Police officer turned activist working to heal racial divide

Police officer turned activist working to heal racial divide

LOUISVILLE, Ky. (WAVE) - A police officer turned community activist, Dr. Terrell Carter, is reaching out to communities across the nation to address, understand, and work to resolve racial challenges in the United States. Carter is using his own painful experiences, faith, and scholarly research to start the conversation of understanding racism’s roots and heal the racial divide.

Carter was once a St. Louis police officer. He left the position after five years after testifying against a former partner for planting drugs and taking money from civilians on the street.

“I came forward and told the truth,” the former officer explained. “He ended up spending five years in a federal penitentiary 'cause I testified.”

Carter now spends his time trying to make a difference in the world we live in. After leaving the department, he earned undergraduate, graduate, and post-graduate degrees in theology, biblical studies, organizational leadership, and arts management and leadership.

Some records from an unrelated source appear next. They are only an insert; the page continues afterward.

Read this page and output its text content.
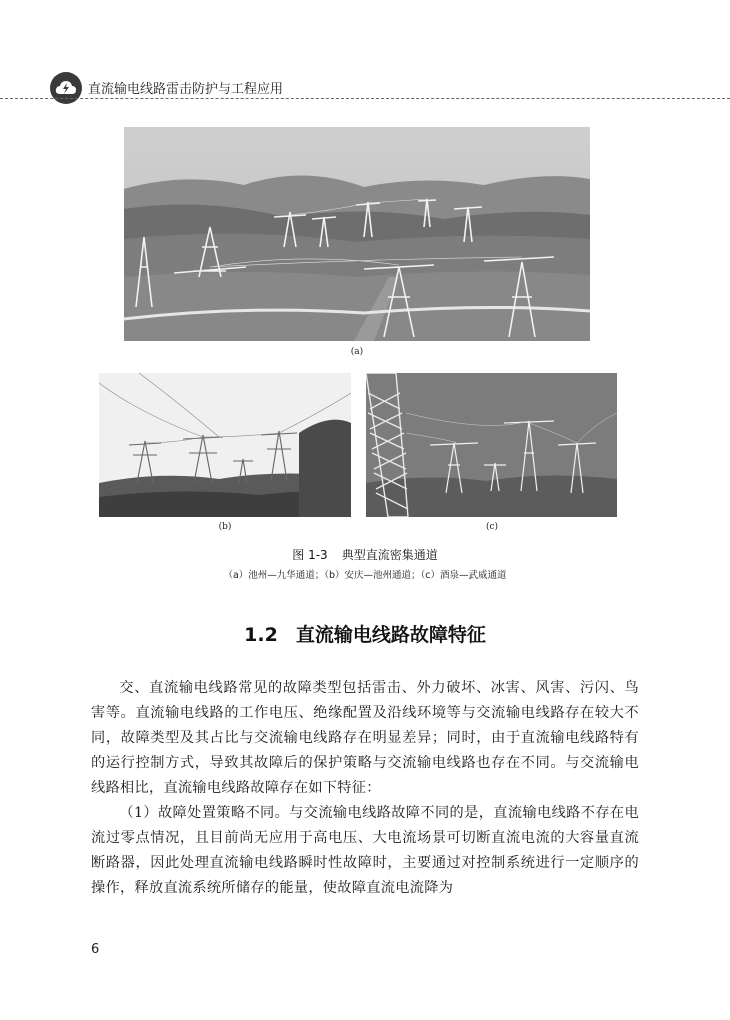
直流输电线路雷击防护与工程应用
(a)
(b)	(c)
图 1-3 典型直流密集通道
（a）池州—九华通道；（b）安庆—池州通道；（c）酒泉—武威通道
1.2 直流输电线路故障特征

交、直流输电线路常见的故障类型包括雷击、外力破坏、冰害、风害、污闪、鸟害等。直流输电线路的工作电压、绝缘配置及沿线环境等与交流输电线路存在较大不同，故障类型及其占比与交流输电线路存在明显差异；同时，由于直流输电线路特有的运行控制方式，导致其故障后的保护策略与交流输电线路也存在不同。与交流输电线路相比，直流输电线路故障存在如下特征：

（1）故障处置策略不同。与交流输电线路故障不同的是，直流输电线路不存在电流过零点情况，且目前尚无应用于高电压、大电流场景可切断直流电流的大容量直流断路器，因此处理直流输电线路瞬时性故障时，主要通过对控制系统进行一定顺序的操作，释放直流系统所储存的能量，使故障直流电流降为

6
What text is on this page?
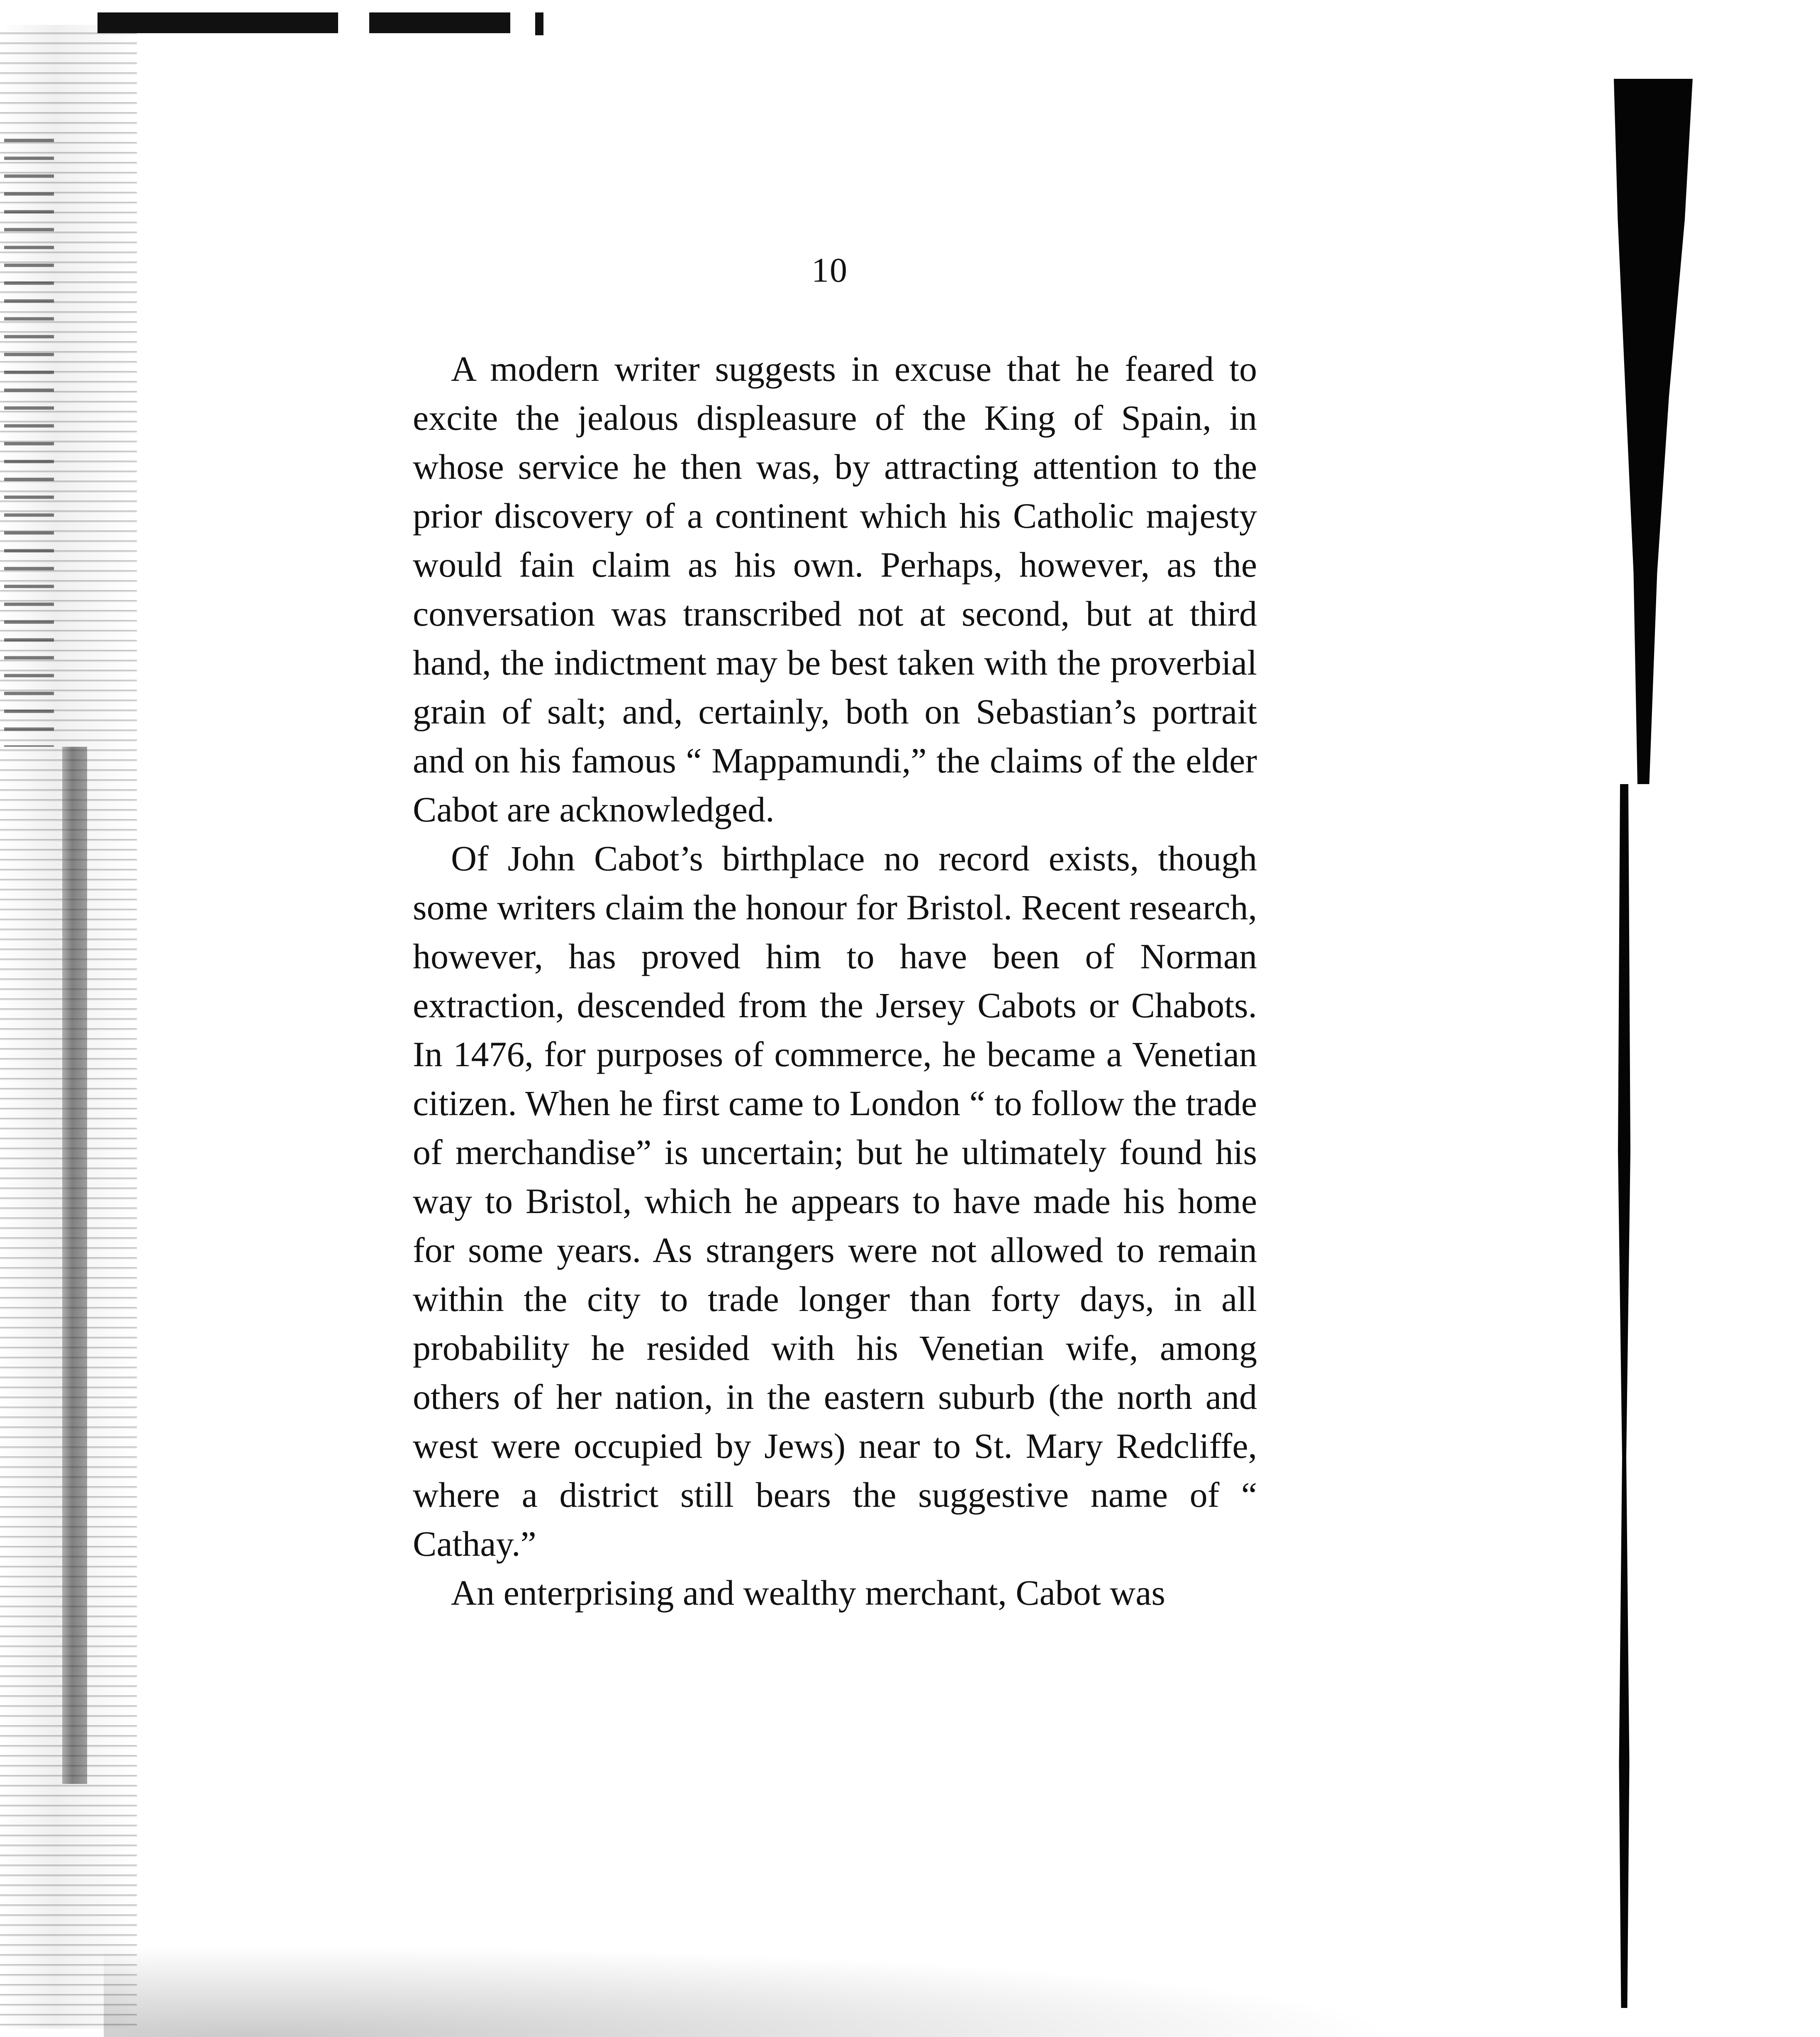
10

A modern writer suggests in excuse that he feared to excite the jealous displeasure of the King of Spain, in whose service he then was, by attracting attention to the prior discovery of a continent which his Catholic majesty would fain claim as his own. Perhaps, however, as the conversation was transcribed not at second, but at third hand, the indictment may be best taken with the proverbial grain of salt; and, certainly, both on Sebastian’s portrait and on his famous “ Mappamundi,” the claims of the elder Cabot are acknowledged.

Of John Cabot’s birthplace no record exists, though some writers claim the honour for Bristol. Recent research, however, has proved him to have been of Norman extraction, descended from the Jersey Cabots or Chabots. In 1476, for purposes of commerce, he became a Venetian citizen. When he first came to London “ to follow the trade of merchandise” is uncertain; but he ultimately found his way to Bristol, which he appears to have made his home for some years. As strangers were not allowed to remain within the city to trade longer than forty days, in all probability he resided with his Venetian wife, among others of her nation, in the eastern suburb (the north and west were occupied by Jews) near to St. Mary Redcliffe, where a district still bears the suggestive name of “ Cathay.”

An enterprising and wealthy merchant, Cabot was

He also completed a Doctor of Ministry degree.

Carter has closely followed protests across the nation, including those calling for justice for Breoanna Taylor in Metro Louisville.

“Anytime you try to hold a police officer accountable, people assume that you hate police,” Carter told WAVE 3 News with frustration. “We need to change the system even more than we need to change individual officers. There are a lot of temptations that come along with having that much power and that much authority.”

A settlement between the family of Breonna Taylor and the City of Louisville will pay out one of the largest settlements in U.S. history for the shooting of an African-American person by police. It also includes a host of police reforms.

Carter believes system reform is not only important but critical.

“I don’t hate police,” Carter stressed. “Again, I’m a former police officer. I recognize the challenges they face. I recognize the danger. I recognize that it’s a thankless job, but we still have to hold them accountable so situations like Breonna Taylor’s does not happen.”

“Anytime you try to hold a police officer accountable, people assume that you hate police,” Dr. Terrell Carter told WAVE 3 News.
“Anytime you try to hold a police officer accountable, people assume that you hate police,” Dr. Terrell Carter told WAVE 3 News.

Carter prays Americans work to restore and repair relationships in the country while also working hard to make the changes that will make not only make the system of policing better but make every American better.

“I see a nation that is clearly divided,” he said quietly. “It almost seems that we don’t want to find common good.”

Carter has an extensive list of books he has written and currently works full-time in higher education administration.